Y aunque la banda sonora, a cargo de Gustavo Santaolalla y acompañado de algunas canciones de Bon Iver, Kings of Leon y Eric Clapton, crea perturbadoras, melancólicas y vergonzosas atmósferas (como la secuencia donde Violet, a medianoche, baila, y la policía irrumpe en su casa), el desenlace es poco contundente; la resolución del conflicto, o en este caso, del abanico de conflictos, carece de la fuerza y convicción que se requiere para un personaje tan enérgico como Violet. Es más bien la representación de un retazo de la vida de personas comunes con dramas propios; personajes que están al borde del fracaso y de la autodestrucción. Seres que están incómodos de regresar a la vieja casa, pero que en su interior, se sienten igual de sombríos y descuidados. Ensimismados, se aferran a atesorar sus miedos y guardar sus secretos, y así, difícilmente, el espectador puede identificarse o sentir empatía por ellos.
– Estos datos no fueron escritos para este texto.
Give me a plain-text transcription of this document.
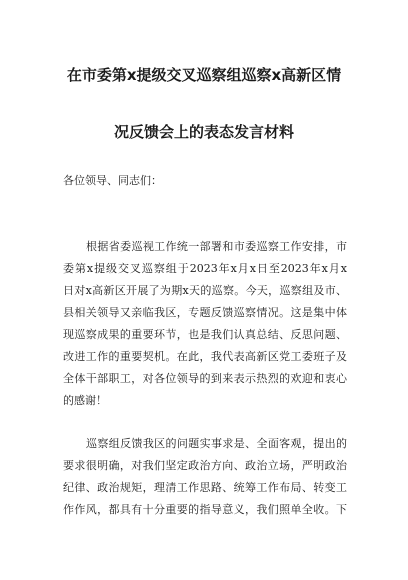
在市委第x提级交叉巡察组巡察x高新区情
况反馈会上的表态发言材料
各位领导、同志们：
根据省委巡视工作统一部署和市委巡察工作安排，市
委第x提级交叉巡察组于2023年x月x日至2023年x月x
日对x高新区开展了为期x天的巡察。今天，巡察组及市、
县相关领导又亲临我区，专题反馈巡察情况。这是集中体
现巡察成果的重要环节，也是我们认真总结、反思问题、
改进工作的重要契机。在此，我代表高新区党工委班子及
全体干部职工，对各位领导的到来表示热烈的欢迎和衷心
的感谢！
巡察组反馈我区的问题实事求是、全面客观，提出的
要求很明确，对我们坚定政治方向、政治立场，严明政治
纪律、政治规矩，理清工作思路、统筹工作布局、转变工
作作风，都具有十分重要的指导意义，我们照单全收。下
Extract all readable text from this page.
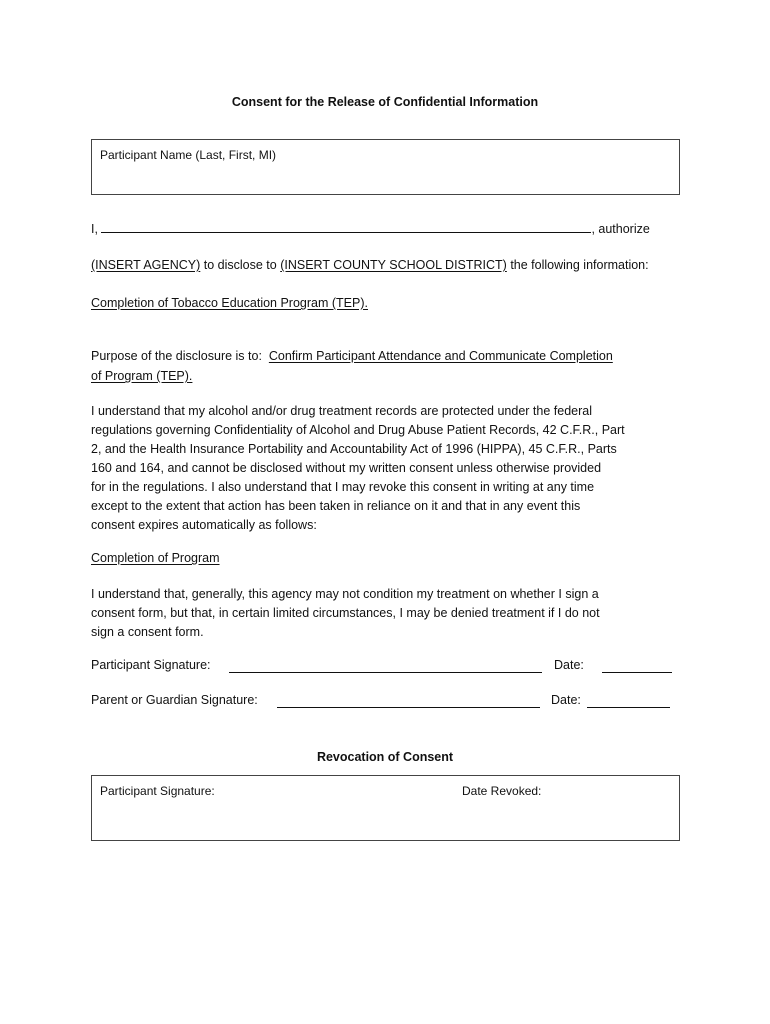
Consent for the Release of Confidential Information
Participant Name (Last, First, MI)
I,	, authorize
(INSERT AGENCY) to disclose to (INSERT COUNTY SCHOOL DISTRICT) the following information:
Completion of Tobacco Education Program (TEP).
Purpose of the disclosure is to:  Confirm Participant Attendance and Communicate Completion
of Program (TEP).
I understand that my alcohol and/or drug treatment records are protected under the federal
regulations governing Confidentiality of Alcohol and Drug Abuse Patient Records, 42 C.F.R., Part
2, and the Health Insurance Portability and Accountability Act of 1996 (HIPPA), 45 C.F.R., Parts
160 and 164, and cannot be disclosed without my written consent unless otherwise provided
for in the regulations. I also understand that I may revoke this consent in writing at any time
except to the extent that action has been taken in reliance on it and that in any event this
consent expires automatically as follows:
Completion of Program
I understand that, generally, this agency may not condition my treatment on whether I sign a
consent form, but that, in certain limited circumstances, I may be denied treatment if I do not
sign a consent form.
Participant Signature:	Date:
Parent or Guardian Signature:	Date:
Revocation of Consent
Participant Signature:	Date Revoked:
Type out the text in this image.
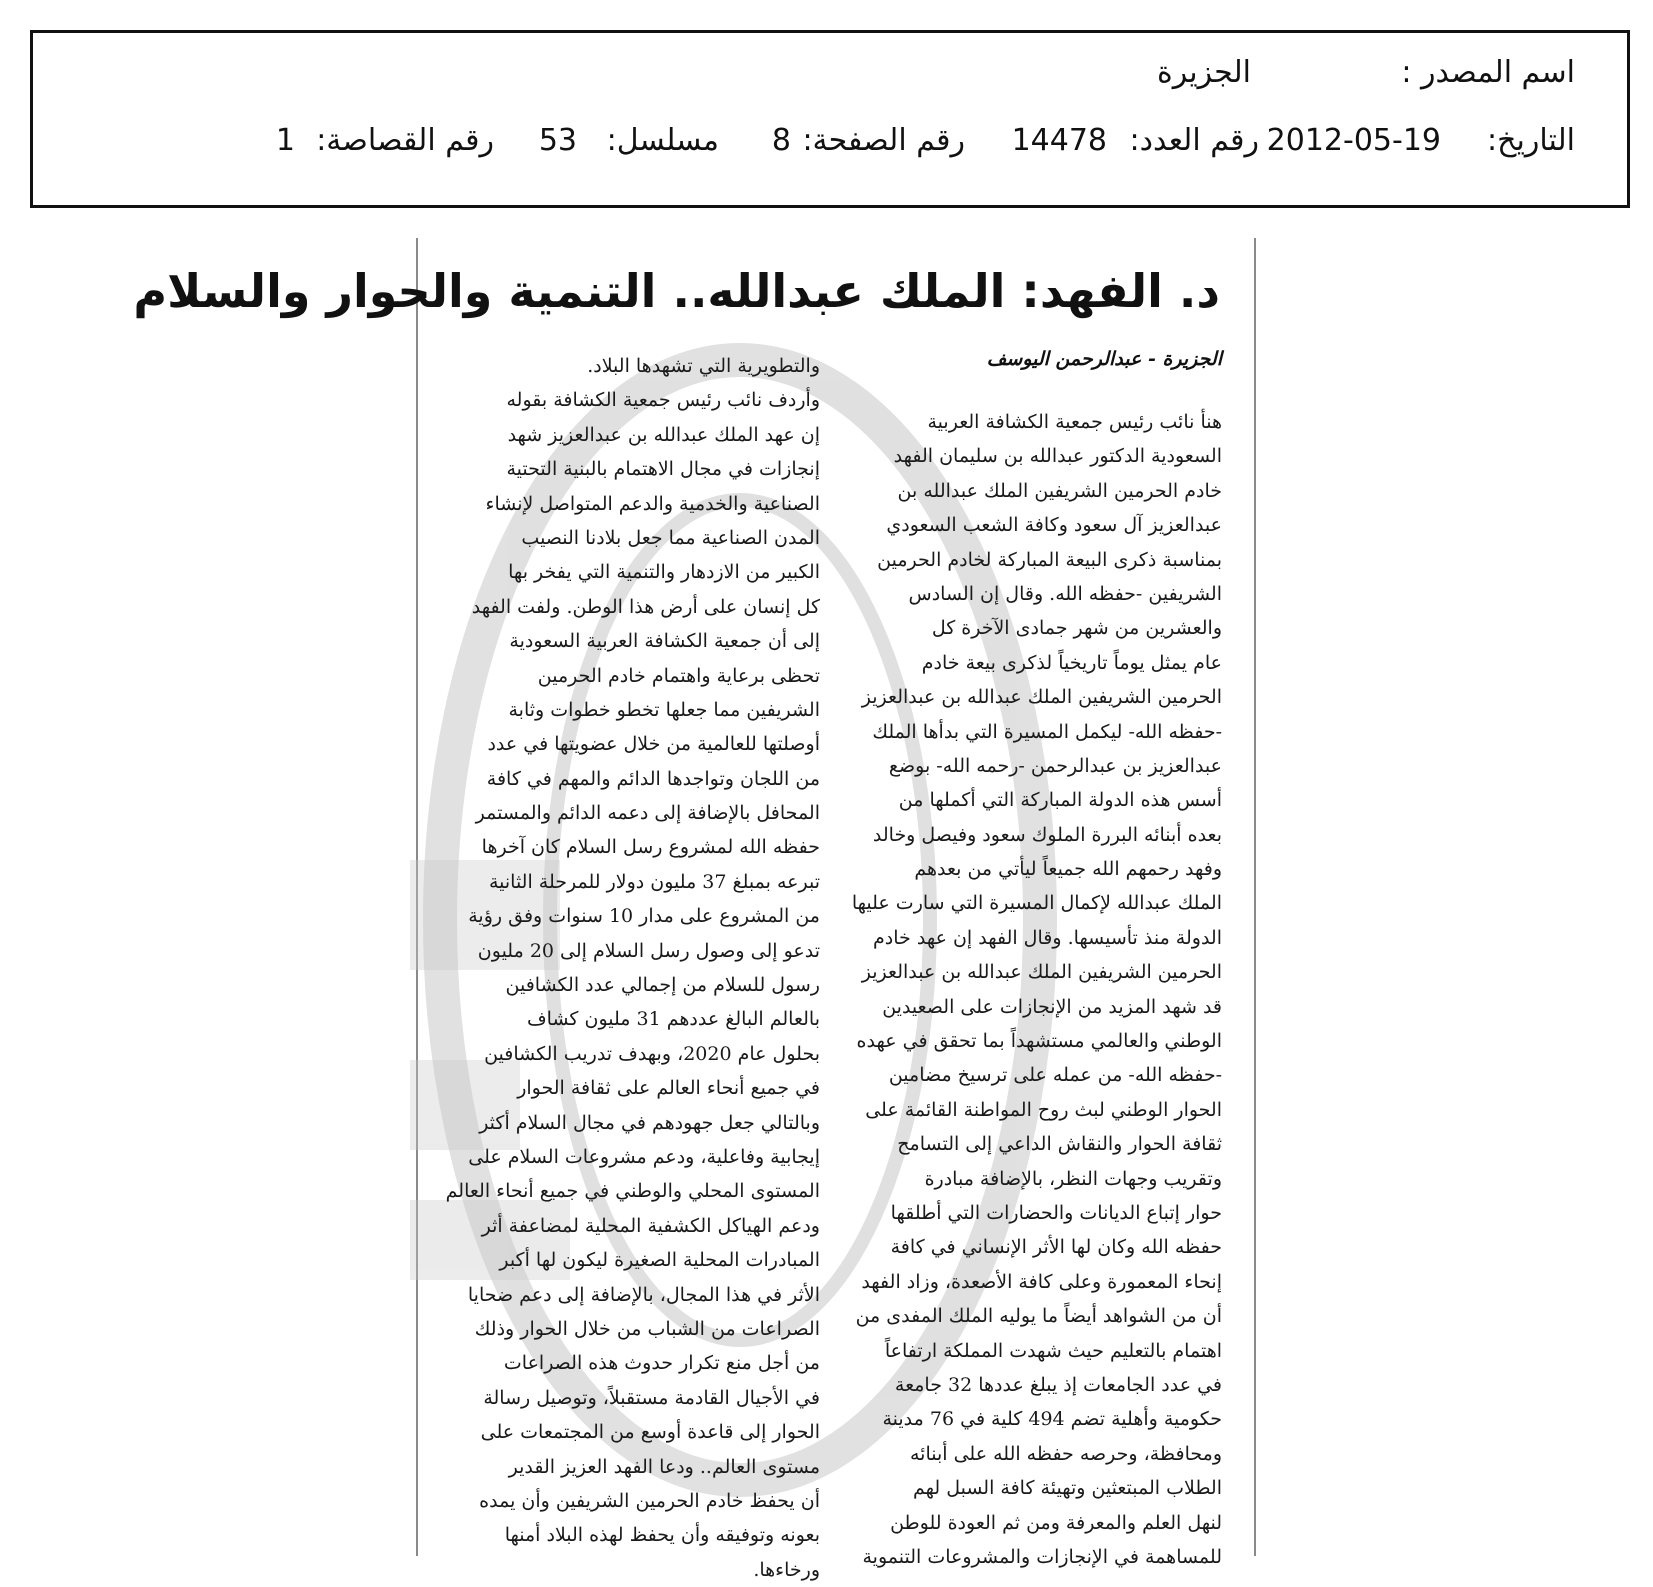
اسم المصدر :
الجزيرة
التاريخ:
2012-05-19
رقم العدد:
14478
رقم الصفحة:
8
مسلسل:
53
رقم القصاصة:
1
د. الفهد: الملك عبدالله.. التنمية والحوار والسلام
الجزيرة - عبدالرحمن اليوسف
هنأ نائب رئيس جمعية الكشافة العربية
السعودية الدكتور عبدالله بن سليمان الفهد
خادم الحرمين الشريفين الملك عبدالله بن
عبدالعزيز آل سعود وكافة الشعب السعودي
بمناسبة ذكرى البيعة المباركة لخادم الحرمين
الشريفين -حفظه الله. وقال إن السادس
والعشرين من شهر جمادى الآخرة كل
عام يمثل يوماً تاريخياً لذكرى بيعة خادم
الحرمين الشريفين الملك عبدالله بن عبدالعزيز
-حفظه الله- ليكمل المسيرة التي بدأها الملك
عبدالعزيز بن عبدالرحمن -رحمه الله- بوضع
أسس هذه الدولة المباركة التي أكملها من
بعده أبنائه البررة الملوك سعود وفيصل وخالد
وفهد رحمهم الله جميعاً ليأتي من بعدهم
الملك عبدالله لإكمال المسيرة التي سارت عليها
الدولة منذ تأسيسها. وقال الفهد إن عهد خادم
الحرمين الشريفين الملك عبدالله بن عبدالعزيز
قد شهد المزيد من الإنجازات على الصعيدين
الوطني والعالمي مستشهداً بما تحقق في عهده
-حفظه الله- من عمله على ترسيخ مضامين
الحوار الوطني لبث روح المواطنة القائمة على
ثقافة الحوار والنقاش الداعي إلى التسامح
وتقريب وجهات النظر، بالإضافة مبادرة
حوار إتباع الديانات والحضارات التي أطلقها
حفظه الله وكان لها الأثر الإنساني في كافة
إنحاء المعمورة وعلى كافة الأصعدة، وزاد الفهد
أن من الشواهد أيضاً ما يوليه الملك المفدى من
اهتمام بالتعليم حيث شهدت المملكة ارتفاعاً
في عدد الجامعات إذ يبلغ عددها 32 جامعة
حكومية وأهلية تضم 494 كلية في 76 مدينة
ومحافظة، وحرصه حفظه الله على أبنائه
الطلاب المبتعثين وتهيئة كافة السبل لهم
لنهل العلم والمعرفة ومن ثم العودة للوطن
للمساهمة في الإنجازات والمشروعات التنموية
والتطويرية التي تشهدها البلاد.
وأردف نائب رئيس جمعية الكشافة بقوله
إن عهد الملك عبدالله بن عبدالعزيز شهد
إنجازات في مجال الاهتمام بالبنية التحتية
الصناعية والخدمية والدعم المتواصل لإنشاء
المدن الصناعية مما جعل بلادنا النصيب
الكبير من الازدهار والتنمية التي يفخر بها
كل إنسان على أرض هذا الوطن. ولفت الفهد
إلى أن جمعية الكشافة العربية السعودية
تحظى برعاية واهتمام خادم الحرمين
الشريفين مما جعلها تخطو خطوات وثابة
أوصلتها للعالمية من خلال عضويتها في عدد
من اللجان وتواجدها الدائم والمهم في كافة
المحافل بالإضافة إلى دعمه الدائم والمستمر
حفظه الله لمشروع رسل السلام كان آخرها
تبرعه بمبلغ 37 مليون دولار للمرحلة الثانية
من المشروع على مدار 10 سنوات وفق رؤية
تدعو إلى وصول رسل السلام إلى 20 مليون
رسول للسلام من إجمالي عدد الكشافين
بالعالم البالغ عددهم 31 مليون كشاف
بحلول عام 2020، وبهدف تدريب الكشافين
في جميع أنحاء العالم على ثقافة الحوار
وبالتالي جعل جهودهم في مجال السلام أكثر
إيجابية وفاعلية، ودعم مشروعات السلام على
المستوى المحلي والوطني في جميع أنحاء العالم
ودعم الهياكل الكشفية المحلية لمضاعفة أثر
المبادرات المحلية الصغيرة ليكون لها أكبر
الأثر في هذا المجال، بالإضافة إلى دعم ضحايا
الصراعات من الشباب من خلال الحوار وذلك
من أجل منع تكرار حدوث هذه الصراعات
في الأجيال القادمة مستقبلاً، وتوصيل رسالة
الحوار إلى قاعدة أوسع من المجتمعات على
مستوى العالم.. ودعا الفهد العزيز القدير
أن يحفظ خادم الحرمين الشريفين وأن يمده
بعونه وتوفيقه وأن يحفظ لهذه البلاد أمنها
ورخاءها.
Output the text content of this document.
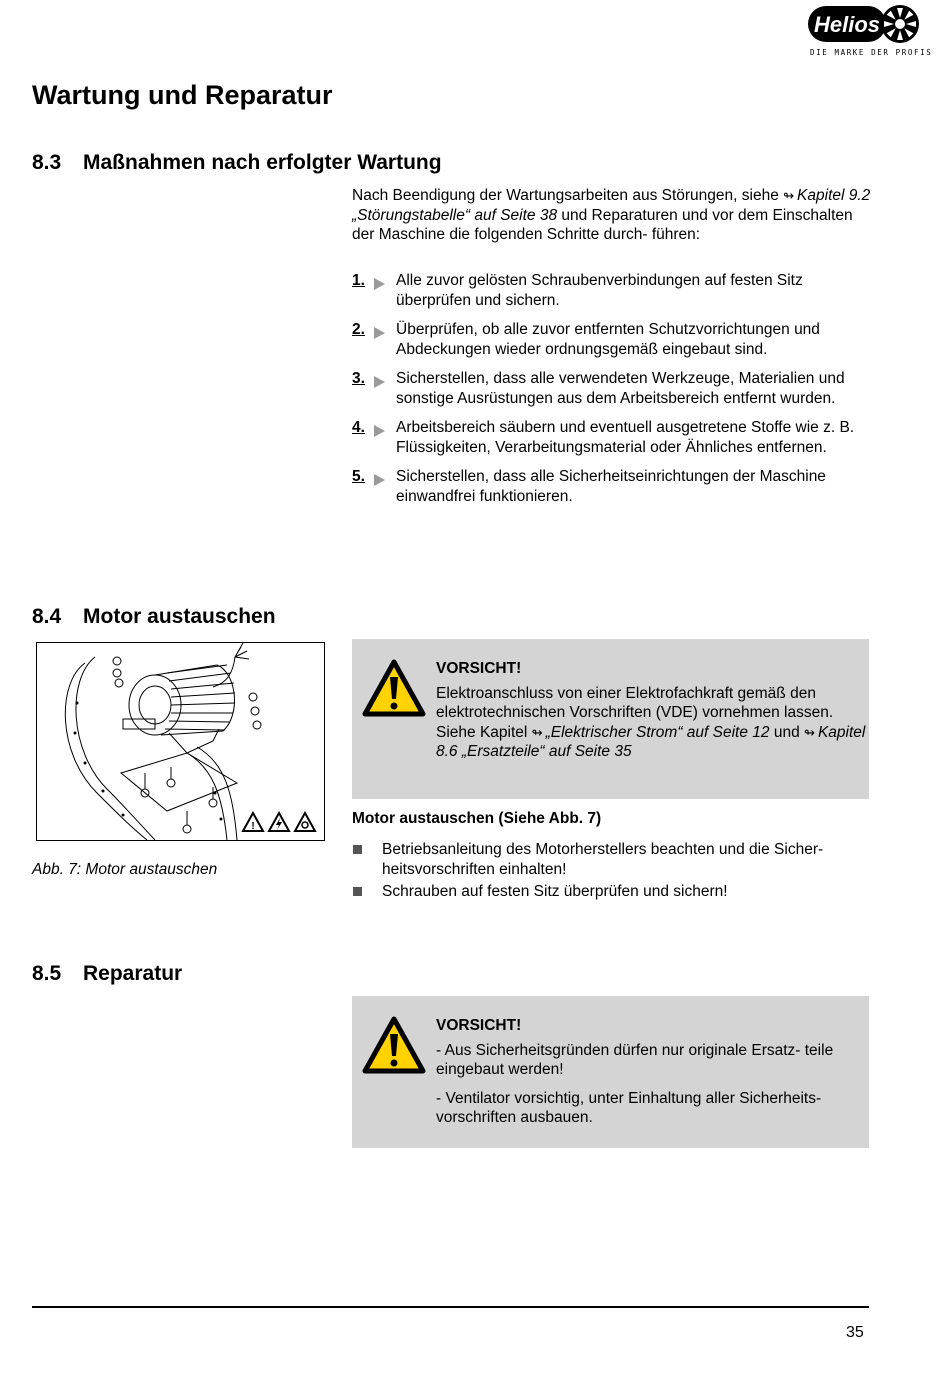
Helios
DIE MARKE DER PROFIS
Wartung und Reparatur
8.3 Maßnahmen nach erfolgter Wartung
Nach Beendigung der Wartungsarbeiten aus Störungen, siehe ↬ Kapitel 9.2 „Störungstabelle“ auf Seite 38 und Reparaturen und vor dem Einschalten der Maschine die folgenden Schritte durch- führen:
1. Alle zuvor gelösten Schraubenverbindungen auf festen Sitz überprüfen und sichern.
2. Überprüfen, ob alle zuvor entfernten Schutzvorrichtungen und Abdeckungen wieder ordnungsgemäß eingebaut sind.
3. Sicherstellen, dass alle verwendeten Werkzeuge, Materialien und sonstige Ausrüstungen aus dem Arbeitsbereich entfernt wurden.
4. Arbeitsbereich säubern und eventuell ausgetretene Stoffe wie z. B. Flüssigkeiten, Verarbeitungsmaterial oder Ähnliches entfernen.
5. Sicherstellen, dass alle Sicherheitseinrichtungen der Maschine einwandfrei funktionieren.
8.4 Motor austauschen
!
Abb. 7: Motor austauschen
VORSICHT!
Elektroanschluss von einer Elektrofachkraft gemäß den elektrotechnischen Vorschriften (VDE) vornehmen lassen. Siehe Kapitel ↬ „Elektrischer Strom“ auf Seite 12 und ↬ Kapitel 8.6 „Ersatzteile“ auf Seite 35
Motor austauschen (Siehe Abb. 7)
Betriebsanleitung des Motorherstellers beachten und die Sicher- heitsvorschriften einhalten!
Schrauben auf festen Sitz überprüfen und sichern!
8.5 Reparatur
VORSICHT!
- Aus Sicherheitsgründen dürfen nur originale Ersatz- teile eingebaut werden!
- Ventilator vorsichtig, unter Einhaltung aller Sicherheits- vorschriften ausbauen.
35
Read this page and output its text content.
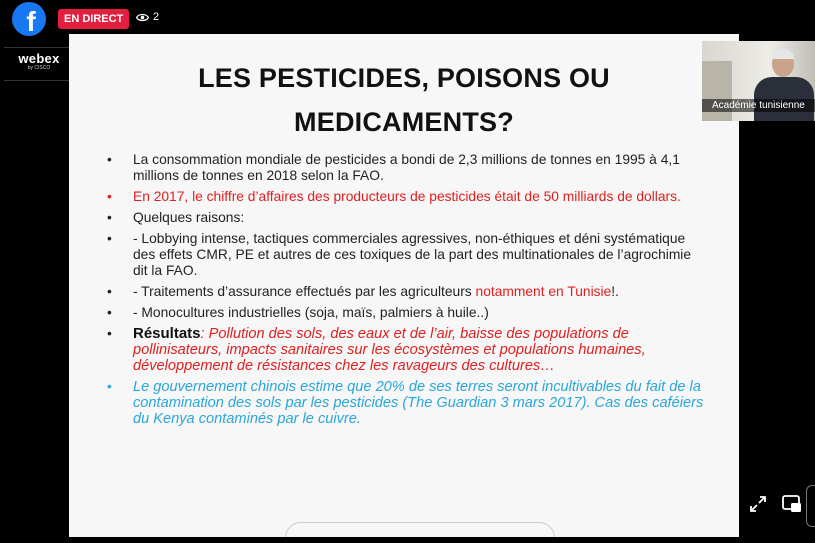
f	EN DIRECT	2
webex
by CISCO	LES PESTICIDES, POISONS OU
MEDICAMENTS?
• La consommation mondiale de pesticides a bondi de 2,3 millions de tonnes en 1995 à 4,1 millions de tonnes en 2018 selon la FAO.
• En 2017, le chiffre d’affaires des producteurs de pesticides était de 50 milliards de dollars.
• Quelques raisons:
• - Lobbying intense, tactiques commerciales agressives, non-éthiques et déni systématique des effets CMR, PE et autres de ces toxiques de la part des multinationales de l’agrochimie dit la FAO.
• - Traitements d’assurance effectués par les agriculteurs notamment en Tunisie!.
• - Monocultures industrielles (soja, maïs, palmiers à huile..)
• Résultats: Pollution des sols, des eaux et de l’air, baisse des populations de pollinisateurs, impacts sanitaires sur les écosystèmes et populations humaines, développement de résistances chez les ravageurs des cultures…
• Le gouvernement chinois estime que 20% de ses terres seront incultivables du fait de la contamination des sols par les pesticides (The Guardian 3 mars 2017). Cas des caféiers du Kenya contaminés par le cuivre.
Académie tunisienne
Las huidas y decisiones de los personajes son arbitrarias. En un ejemplo, Charlie le pone un alto a su esposa para que deje de insultar y menospreciar a su hijo. El director socava el impacto de la escena; Charlie sale, y la cámara se queda “flotando” en el interior, para, desde ahí, mirar hacia fuera donde el hombre sólo permanece de pie, sin hacer nada, como si el actor hubiera abandonado el escenario y estuviera, ahora, en el camerino, pero el espectador lo sigue viendo. La continuidad es suspendida. Wells parece perdido y no comprende el juego que propone Letts; el filme se asume como un complejo drama familiar, mientras que la obra es una comedia muy oscura. Posiblemente ahí, y no en la adaptación del guión –Letts, acertadamente, “recorta” su propia obra para ajustar la larga duración de la representación teatral–, en esa aspiración a cambiarle el tono e imprimirle un sello particular, se abrieron las grietas que imposibilitan que el relato se condense. Wells dirige a los actores para que las escenas individuales salgan adelante, pero en conjunto carece de la cohesión para que todos los personajes transmitan su pasado compartido, a excepción de Julia Roberts, quien abandona el glamour y deja de ser la “mujer bonita” para interpretar a una mujer madura; es la única con la fortaleza de encarar a la matriarca; el miedo de perder a su marido por una mujer más joven y el pavor de convertirse en “algo” parecido a su madre es lo que la motiva a actuar. August: Osage County es un panorama, no de las bochornosas llanuras de Oklahoma, sino de los sueños no cumplidos. Seres decepcionados de su vida, de su familia, y de su proyecto de formar otra familia. Miedosos y tímidos; soberbios y engreídos, pero todos sumidos en la caverna, en el útero, en el sarcófago que creyeron habían abandonado hace años, y que ahora regresan sólo para percatarse que se han hundido todavía más.